Asked about how to set the environment variables and got some answers:
https://lists.freedesktop.org/archives/systemd-devel/2017-February/038365.html

Perhaps ExecStartPre=systemctl --user import-environment would do.

However, that is currently not possible.

Environment variable QUBES_KEYMAP breaks systemctl --user import-environment.

systemd bug report - systemctl --user import-environment fails on complex environment variable with Failed to import environment: Invalid environment assignments:
https://github.com/systemd/systemd/issues/5481

In T424#12530, @Patrick wrote:

A systemd --user instance knows nothing about the systemd --system instance. I.e. a systemd --user instance cannot reference After=some-system.service. Source:

https://lists.freedesktop.org/archives/systemd-devel/2017-February/038361.html

So we cannot use qubes-whonixsetup.service After=qubes-gui-agent.service.
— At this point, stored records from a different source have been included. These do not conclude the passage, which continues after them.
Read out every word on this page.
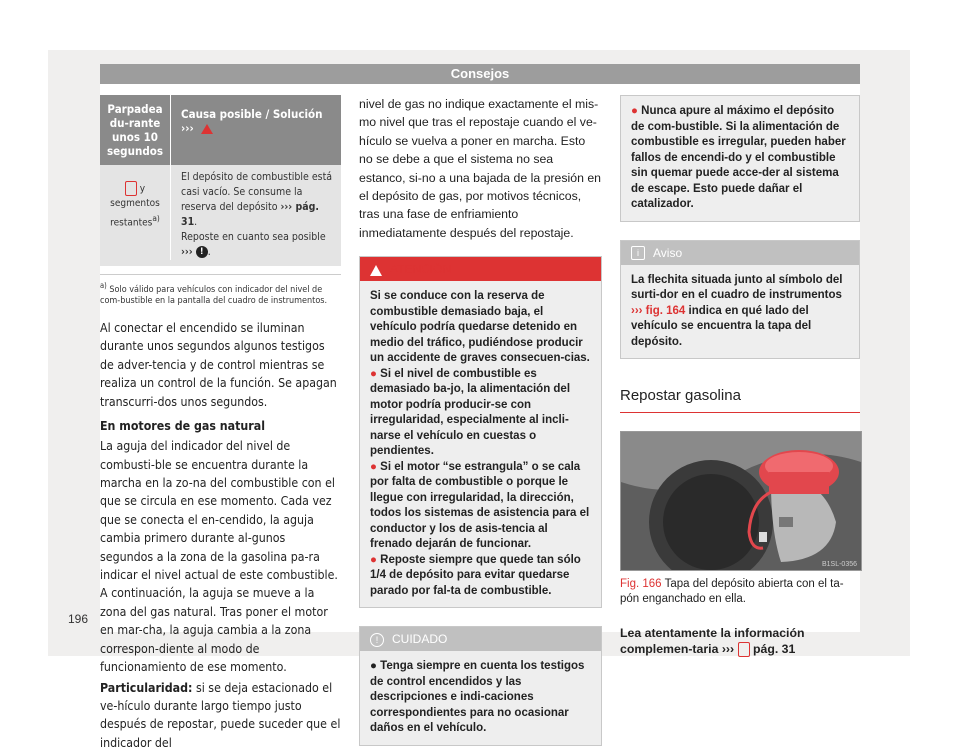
Consejos
Parpadea du-rante unos 10 segundos
Causa posible / Solución
›››
y segmentos restantes$^{a)}$
El depósito de combustible está casi vacío. Se consume la reserva del depósito ››› pág. 31.
Reposte en cuanto sea posible
››› ! .
$^{a)}$ Solo válido para vehículos con indicador del nivel de com-bustible en la pantalla del cuadro de instrumentos.

Al conectar el encendido se iluminan durante unos segundos algunos testigos de adver-tencia y de control mientras se realiza un control de la función. Se apagan transcurri-dos unos segundos.

En motores de gas natural

La aguja del indicador del nivel de combusti-ble se encuentra durante la marcha en la zo-na del combustible con el que se circula en ese momento. Cada vez que se conecta el en-cendido, la aguja cambia primero durante al-gunos segundos a la zona de la gasolina pa-ra indicar el nivel actual de este combustible. A continuación, la aguja se mueve a la zona del gas natural. Tras poner el motor en mar-cha, la aguja cambia a la zona correspon-diente al modo de funcionamiento de ese momento.

Particularidad: si se deja estacionado el ve-hículo durante largo tiempo justo después de repostar, puede suceder que el indicador del

nivel de gas no indique exactamente el mis-mo nivel que tras el repostaje cuando el ve-hículo se vuelva a poner en marcha. Esto no se debe a que el sistema no sea estanco, si-no a una bajada de la presión en el depósito de gas, por motivos técnicos, tras una fase de enfriamiento inmediatamente después del repostaje.

ATENCIÓN

Si se conduce con la reserva de combustible demasiado baja, el vehículo podría quedarse detenido en medio del tráfico, pudiéndose producir un accidente de graves consecuen-cias.

● Si el nivel de combustible es demasiado ba-jo, la alimentación del motor podría producir-se con irregularidad, especialmente al incli-narse el vehículo en cuestas o pendientes.

● Si el motor “se estrangula” o se cala por falta de combustible o porque le llegue con irregularidad, la dirección, todos los sistemas de asistencia para el conductor y los de asis-tencia al frenado dejarán de funcionar.

● Reposte siempre que quede tan sólo 1/4 de depósito para evitar quedarse parado por fal-ta de combustible.

! CUIDADO

● Tenga siempre en cuenta los testigos de control encendidos y las descripciones e indi-caciones correspondientes para no ocasionar daños en el vehículo.

● Nunca apure al máximo el depósito de com-bustible. Si la alimentación de combustible es irregular, pueden haber fallos de encendi-do y el combustible sin quemar puede acce-der al sistema de escape. Esto puede dañar el catalizador.

i Aviso
La flechita situada junto al símbolo del surti-dor en el cuadro de instrumentos ››› fig. 164 indica en qué lado del vehículo se encuentra la tapa del depósito.
Repostar gasolina
B1SL-0356

Fig. 166 Tapa del depósito abierta con el ta-pón enganchado en ella.

Lea atentamente la información complemen-taria ››› pág. 31

196
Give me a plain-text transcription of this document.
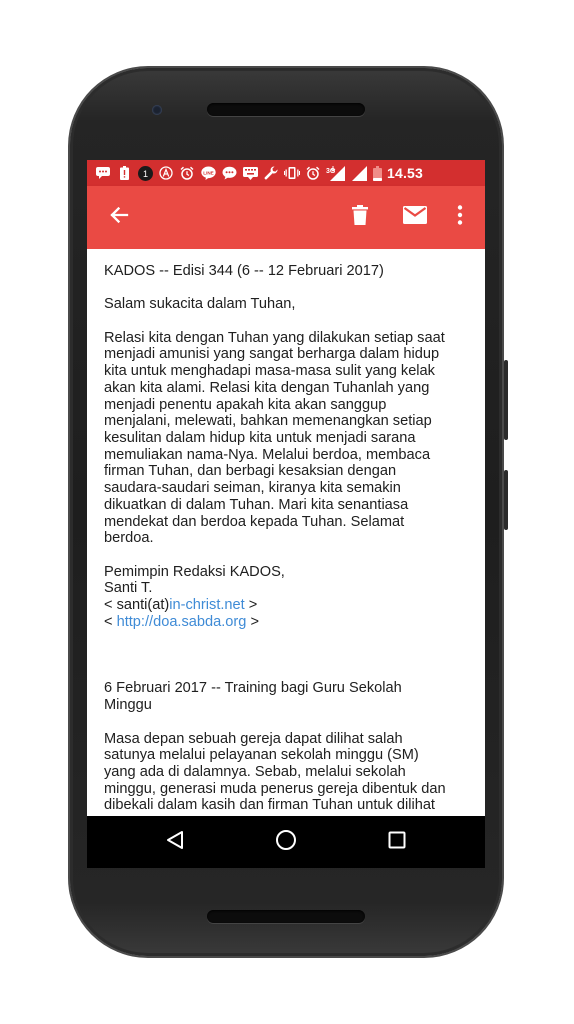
1	LINE	3G	14.53

KADOS -- Edisi 344 (6 -- 12 Februari 2017)

Salam sukacita dalam Tuhan,

Relasi kita dengan Tuhan yang dilakukan setiap saat
menjadi amunisi yang sangat berharga dalam hidup
kita untuk menghadapi masa-masa sulit yang kelak
akan kita alami. Relasi kita dengan Tuhanlah yang
menjadi penentu apakah kita akan sanggup
menjalani, melewati, bahkan memenangkan setiap
kesulitan dalam hidup kita untuk menjadi sarana
memuliakan nama-Nya. Melalui berdoa, membaca
firman Tuhan, dan berbagi kesaksian dengan
saudara-saudari seiman, kiranya kita semakin
dikuatkan di dalam Tuhan. Mari kita senantiasa
mendekat dan berdoa kepada Tuhan. Selamat
berdoa.

Pemimpin Redaksi KADOS,
Santi T.
< santi(at)in-christ.net >
< http://doa.sabda.org >

6 Februari 2017 -- Training bagi Guru Sekolah
Minggu

Masa depan sebuah gereja dapat dilihat salah
satunya melalui pelayanan sekolah minggu (SM)
yang ada di dalamnya. Sebab, melalui sekolah
minggu, generasi muda penerus gereja dibentuk dan
dibekali dalam kasih dan firman Tuhan untuk dilihat
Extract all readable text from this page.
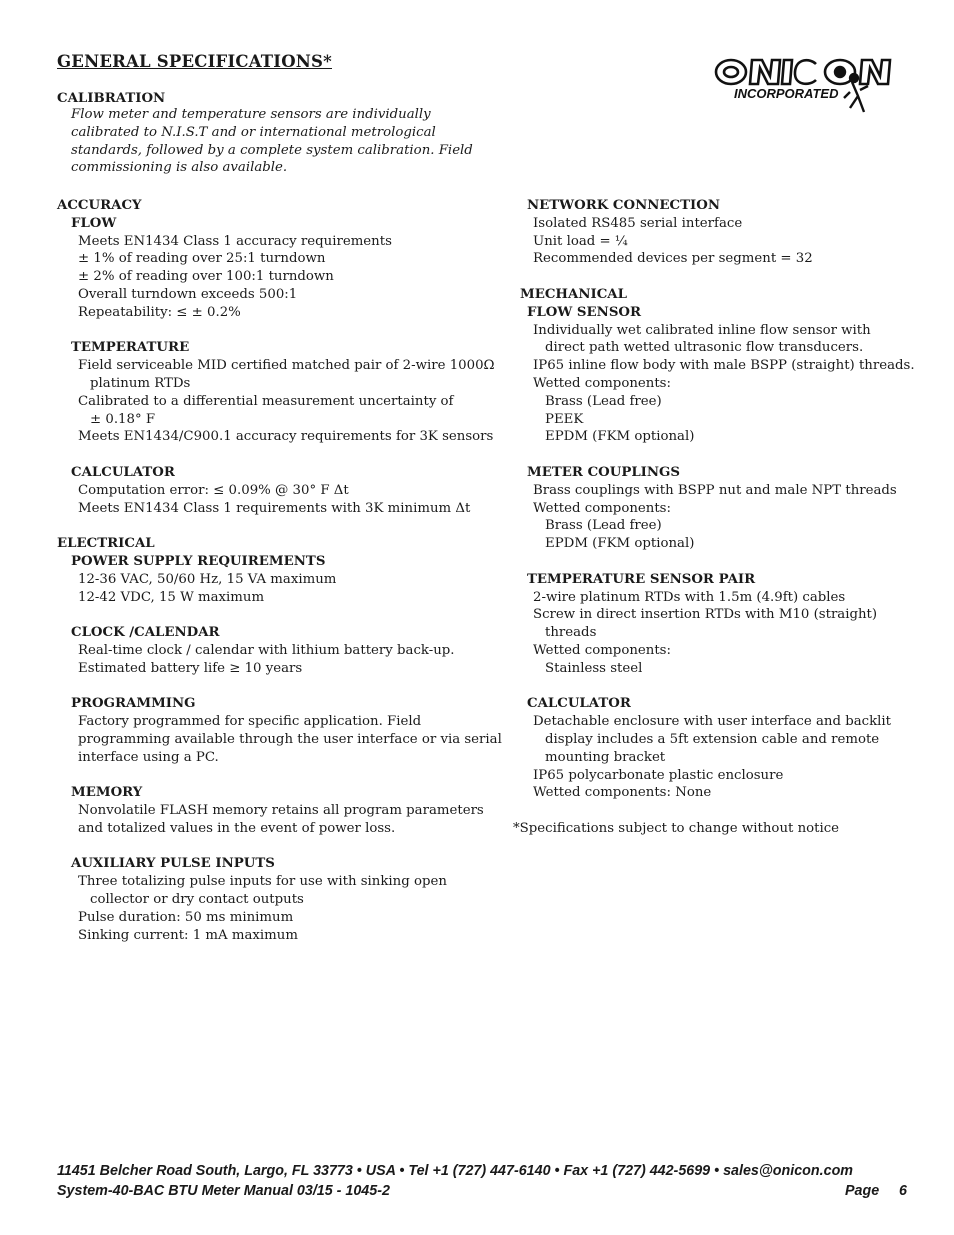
GENERAL SPECIFICATIONS*
INCORPORATED
CALIBRATION
Flow meter and temperature sensors are individually
calibrated to N.I.S.T and or international metrological
standards, followed by a complete system calibration. Field
commissioning is also available.
ACCURACY
FLOW
Meets EN1434 Class 1 accuracy requirements
± 1% of reading over 25:1 turndown
± 2% of reading over 100:1 turndown
Overall turndown exceeds 500:1
Repeatability: ≤ ± 0.2%
TEMPERATURE
Field serviceable MID certified matched pair of 2-wire 1000Ω
platinum RTDs
Calibrated to a differential measurement uncertainty of
± 0.18° F
Meets EN1434/C900.1 accuracy requirements for 3K sensors
CALCULATOR
Computation error: ≤ 0.09% @ 30° F Δt
Meets EN1434 Class 1 requirements with 3K minimum Δt
ELECTRICAL
POWER SUPPLY REQUIREMENTS
12-36 VAC, 50/60 Hz, 15 VA maximum
12-42 VDC, 15 W maximum
CLOCK /CALENDAR
Real-time clock / calendar with lithium battery back-up.
Estimated battery life ≥ 10 years
PROGRAMMING
Factory programmed for specific application. Field
programming available through the user interface or via serial
interface using a PC.
MEMORY
Nonvolatile FLASH memory retains all program parameters
and totalized values in the event of power loss.
AUXILIARY PULSE INPUTS
Three totalizing pulse inputs for use with sinking open
collector or dry contact outputs
Pulse duration: 50 ms minimum
Sinking current: 1 mA maximum
NETWORK CONNECTION
Isolated RS485 serial interface
Unit load = ¼
Recommended devices per segment = 32
MECHANICAL
FLOW SENSOR
Individually wet calibrated inline flow sensor with
direct path wetted ultrasonic flow transducers.
IP65 inline flow body with male BSPP (straight) threads.
Wetted components:
Brass (Lead free)
PEEK
EPDM (FKM optional)
METER COUPLINGS
Brass couplings with BSPP nut and male NPT threads
Wetted components:
Brass (Lead free)
EPDM (FKM optional)
TEMPERATURE SENSOR PAIR
2-wire platinum RTDs with 1.5m (4.9ft) cables
Screw in direct insertion RTDs with M10 (straight)
threads
Wetted components:
Stainless steel
CALCULATOR
Detachable enclosure with user interface and backlit
display includes a 5ft extension cable and remote
mounting bracket
IP65 polycarbonate plastic enclosure
Wetted components: None
*Specifications subject to change without notice
11451 Belcher Road South, Largo, FL 33773 • USA • Tel +1 (727) 447-6140 • Fax +1 (727) 442-5699 • sales@onicon.com
System-40-BAC BTU Meter Manual 03/15 - 1045-2	Page     6
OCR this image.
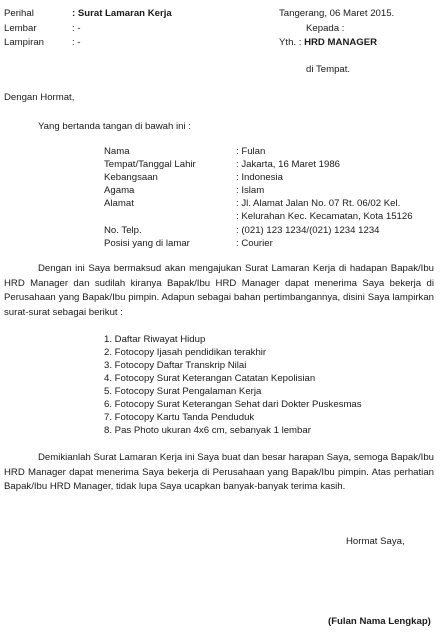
Perihal	: Surat Lamaran Kerja
Lembar	: -
Lampiran	: -
Tangerang, 06 Maret 2015.
Kepada :
Yth. : HRD MANAGER
di Tempat.
Dengan Hormat,
Yang bertanda tangan di bawah ini :
Nama	: Fulan
Tempat/Tanggal Lahir	: Jakarta, 16 Maret 1986
Kebangsaan	: Indonesia
Agama	: Islam
Alamat	: Jl. Alamat Jalan No. 07 Rt. 06/02 Kel.
: Kelurahan Kec. Kecamatan, Kota 15126
No. Telp.	: (021) 123 1234/(021) 1234 1234
Posisi yang di lamar	: Courier
Dengan ini Saya bermaksud akan mengajukan Surat Lamaran Kerja di hadapan Bapak/Ibu HRD Manager dan sudilah kiranya Bapak/Ibu HRD Manager dapat menerima Saya bekerja di Perusahaan yang Bapak/Ibu pimpin. Adapun sebagai bahan pertimbangannya, disini Saya lampirkan surat-surat sebagai berikut :
1. Daftar Riwayat Hidup
2. Fotocopy Ijasah pendidikan terakhir
3. Fotocopy Daftar Transkrip Nilai
4. Fotocopy Surat Keterangan Catatan Kepolisian
5. Fotocopy Surat Pengalaman Kerja
6. Fotocopy Surat Keterangan Sehat dari Dokter Puskesmas
7. Fotocopy Kartu Tanda Penduduk
8. Pas Photo ukuran 4x6 cm, sebanyak 1 lembar
Demikianlah Surat Lamaran Kerja ini Saya buat dan besar harapan Saya, semoga Bapak/Ibu HRD Manager dapat menerima Saya bekerja di Perusahaan yang Bapak/Ibu pimpin. Atas perhatian Bapak/Ibu HRD Manager, tidak lupa Saya ucapkan banyak-banyak terima kasih.
Hormat Saya,
(Fulan Nama Lengkap)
systemd feature request - systemd --user instance ability to reference systemd --system services with After= etc.:
https://github.com/systemd/systemd/issues/5462

/lib/systemd/system/user@.service does ExecStart=-/lib/systemd/systemd --user. In theory we could add a systemd drop-in adding: After=qubes-gui-agent.service but that looks like an awful hack.

ExecStartPre=systemctl --user import-environment also looks like an awful hack. Doing something as the distribution that should really be only done by the user.

Given all these issues referenced above, I don't think systemd is ready to replace /etc/xdg/autostart. We'll probably need to wait until the X (or by that time perhaps wayland) session gets started by the systemctl --user session.

Rechecking the status of systemd's capabilities at a later release.